RoderichJanuary 18, 2015 at 3:22 am #1835
Thank you to all of the commentators for your remarks!
To Dieter at 1674:
You may be surprised but I completely agree with you that Everett’s many-worlds proposal is a realist theory. In my paper, I considered the conditions (R1) through (R4) for their potential relevance to Bell’s theorem, not for categorizing interpretations of quantum mechanics as realist ones or others. Also, I do not imply that “realism” is a good name for any of (R1) through (R4); I formulate these conditions as possible interpretations of what people might mean when mentioning realism as an assumption of Bell’s proof.
On the question whether the many-worlds picture is local or non-local I have commented in Brit.J.Phil.Sci. 62:1 (arxiv:0903.2211), Section 5. Maybe we agree more than you think.
To Richard at 1737:
ad 1. Mutual counterfactual dependence is one possibility, but not the only one. Mutual stochastic dependence is another. Think of the flashes in GRWf, for example; they occur in a fundamentally stochastic way with a non-local joint distribution.

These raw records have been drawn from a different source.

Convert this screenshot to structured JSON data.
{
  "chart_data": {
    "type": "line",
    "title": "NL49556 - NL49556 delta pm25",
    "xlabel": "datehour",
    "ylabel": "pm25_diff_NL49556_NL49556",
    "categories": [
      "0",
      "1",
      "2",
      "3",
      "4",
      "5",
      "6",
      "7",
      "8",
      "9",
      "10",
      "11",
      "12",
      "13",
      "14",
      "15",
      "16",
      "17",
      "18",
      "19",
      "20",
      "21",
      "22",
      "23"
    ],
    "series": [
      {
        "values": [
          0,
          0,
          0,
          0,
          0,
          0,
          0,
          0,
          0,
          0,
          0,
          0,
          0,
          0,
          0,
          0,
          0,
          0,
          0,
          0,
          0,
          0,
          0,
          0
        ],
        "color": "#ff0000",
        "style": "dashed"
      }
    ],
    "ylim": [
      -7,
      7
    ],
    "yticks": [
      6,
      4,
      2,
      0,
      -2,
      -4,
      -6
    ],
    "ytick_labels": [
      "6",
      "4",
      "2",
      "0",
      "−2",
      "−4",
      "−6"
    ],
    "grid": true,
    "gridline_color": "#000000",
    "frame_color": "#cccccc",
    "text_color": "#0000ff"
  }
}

ad 2. and 3. I am happy to change my statement to “Bob’s outcome was already fixed on some spacelike hypersurface before his experiment.” Would that take care of your concern?
To Bob at 1776:
Thank you for pointing to your article. I think that your definition of Einstein locality does not capture Einstein’s, or Bell’s, or my idea of locality. I am happy with your formulation “Objective properties of isolated individual systems do not change when something is done to another non-interacting system,” but only if “property” is understood in the ordinary English meaning of the word as something that a system either has or does not have, not if “property” means projection operator. That is because locality, as I understand it and as I believe Einstein and Bell understood it, refers to reality, to “the real factual situation” (Einstein), to the variables that do have values.

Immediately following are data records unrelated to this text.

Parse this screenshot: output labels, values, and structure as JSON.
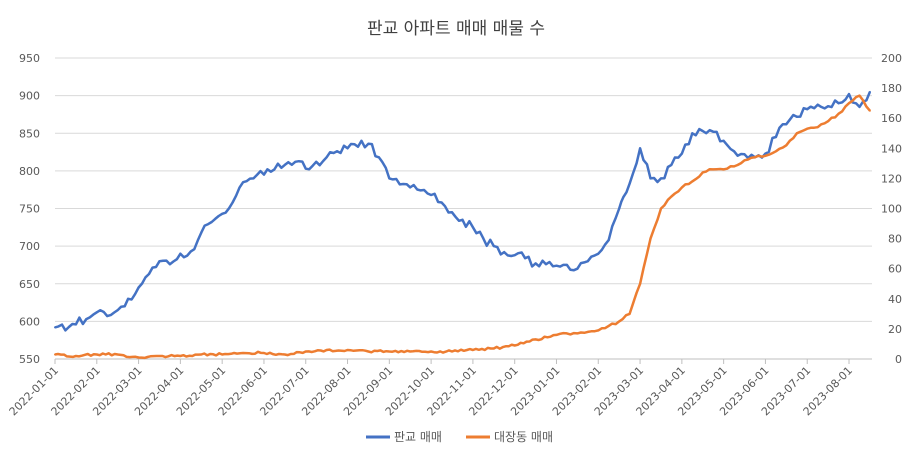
{
  "chart_data": {
    "type": "line",
    "title": "판교 아파트 매매 매물 수",
    "x_tick_labels": [
      "2022-01-01",
      "2022-02-01",
      "2022-03-01",
      "2022-04-01",
      "2022-05-01",
      "2022-06-01",
      "2022-07-01",
      "2022-08-01",
      "2022-09-01",
      "2022-10-01",
      "2022-11-01",
      "2022-12-01",
      "2023-01-01",
      "2023-02-01",
      "2023-03-01",
      "2023-04-01",
      "2023-05-01",
      "2023-06-01",
      "2023-07-01",
      "2023-08-01"
    ],
    "x_tick_month_offsets": [
      0,
      1,
      2,
      3,
      4,
      5,
      6,
      7,
      8,
      9,
      10,
      11,
      12,
      13,
      14,
      15,
      16,
      17,
      18,
      19
    ],
    "x_range_months": [
      0,
      19.55
    ],
    "y_left": {
      "min": 550,
      "max": 950,
      "step": 50,
      "ticks": [
        "550",
        "600",
        "650",
        "700",
        "750",
        "800",
        "850",
        "900",
        "950"
      ]
    },
    "y_right": {
      "min": 0,
      "max": 200,
      "step": 20,
      "ticks": [
        "0",
        "20",
        "40",
        "60",
        "80",
        "100",
        "120",
        "140",
        "160",
        "180",
        "200"
      ]
    },
    "grid": true,
    "legend_position": "bottom",
    "series": [
      {
        "name": "판교 매매",
        "axis": "left",
        "color": "#4472c4",
        "x_months": [
          0,
          0.25,
          0.5,
          0.75,
          1,
          1.25,
          1.5,
          1.75,
          2,
          2.25,
          2.5,
          2.75,
          3,
          3.25,
          3.5,
          3.75,
          4,
          4.25,
          4.5,
          4.75,
          5,
          5.25,
          5.5,
          5.75,
          6,
          6.25,
          6.5,
          6.75,
          7,
          7.25,
          7.5,
          7.75,
          8,
          8.25,
          8.5,
          8.75,
          9,
          9.25,
          9.5,
          9.75,
          10,
          10.25,
          10.5,
          10.75,
          11,
          11.25,
          11.5,
          11.75,
          12,
          12.25,
          12.5,
          12.75,
          13,
          13.25,
          13.5,
          13.6,
          13.75,
          14,
          14.25,
          14.5,
          14.75,
          15,
          15.25,
          15.5,
          15.75,
          16,
          16.25,
          16.5,
          16.75,
          17,
          17.25,
          17.5,
          17.75,
          18,
          18.25,
          18.5,
          18.75,
          19,
          19.25,
          19.5
        ],
        "values": [
          592,
          588,
          596,
          603,
          612,
          607,
          615,
          630,
          645,
          663,
          680,
          676,
          690,
          693,
          718,
          732,
          743,
          758,
          785,
          790,
          795,
          802,
          808,
          812,
          803,
          812,
          818,
          826,
          830,
          832,
          836,
          818,
          790,
          782,
          778,
          774,
          768,
          758,
          745,
          735,
          725,
          710,
          700,
          692,
          688,
          684,
          677,
          676,
          674,
          675,
          670,
          680,
          690,
          708,
          750,
          765,
          783,
          830,
          790,
          790,
          808,
          823,
          850,
          853,
          852,
          840,
          826,
          822,
          818,
          823,
          845,
          862,
          872,
          882,
          888,
          886,
          890,
          902,
          885,
          905
        ]
      },
      {
        "name": "대장동 매매",
        "axis": "right",
        "color": "#ed7d31",
        "x_months": [
          0,
          0.5,
          1,
          1.5,
          2,
          2.5,
          3,
          3.5,
          4,
          4.5,
          5,
          5.5,
          6,
          6.5,
          7,
          7.5,
          8,
          8.5,
          9,
          9.5,
          10,
          10.5,
          11,
          11.5,
          12,
          12.25,
          12.5,
          12.75,
          13,
          13.25,
          13.5,
          13.75,
          14,
          14.25,
          14.5,
          14.75,
          15,
          15.25,
          15.5,
          15.75,
          16,
          16.25,
          16.5,
          16.75,
          17,
          17.25,
          17.5,
          17.75,
          18,
          18.25,
          18.5,
          18.75,
          19,
          19.25,
          19.5
        ],
        "values": [
          3,
          2,
          3,
          3,
          1,
          2,
          2,
          3,
          3,
          4,
          4,
          3,
          5,
          6,
          6,
          5,
          5,
          5,
          5,
          5,
          6,
          7,
          9,
          13,
          16,
          17,
          17,
          18,
          19,
          22,
          25,
          30,
          50,
          80,
          100,
          108,
          114,
          118,
          124,
          126,
          126,
          128,
          132,
          134,
          135,
          138,
          142,
          150,
          153,
          154,
          158,
          163,
          170,
          175,
          165
        ]
      }
    ]
  }
}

Also, I disagree with your objection to my Carol-Donald example. The fact that Carol knows the quantum state of each of the particles she prepared (and can prove this by predicting the outcome with certainty for the corresponding direction in 3-space) shows that there is a matter of fact in nature about the quantum state of each of these particles. I guess our disagreement is related to the previous point: You need to think in terms of the real factual situation, not in terms of projection operators.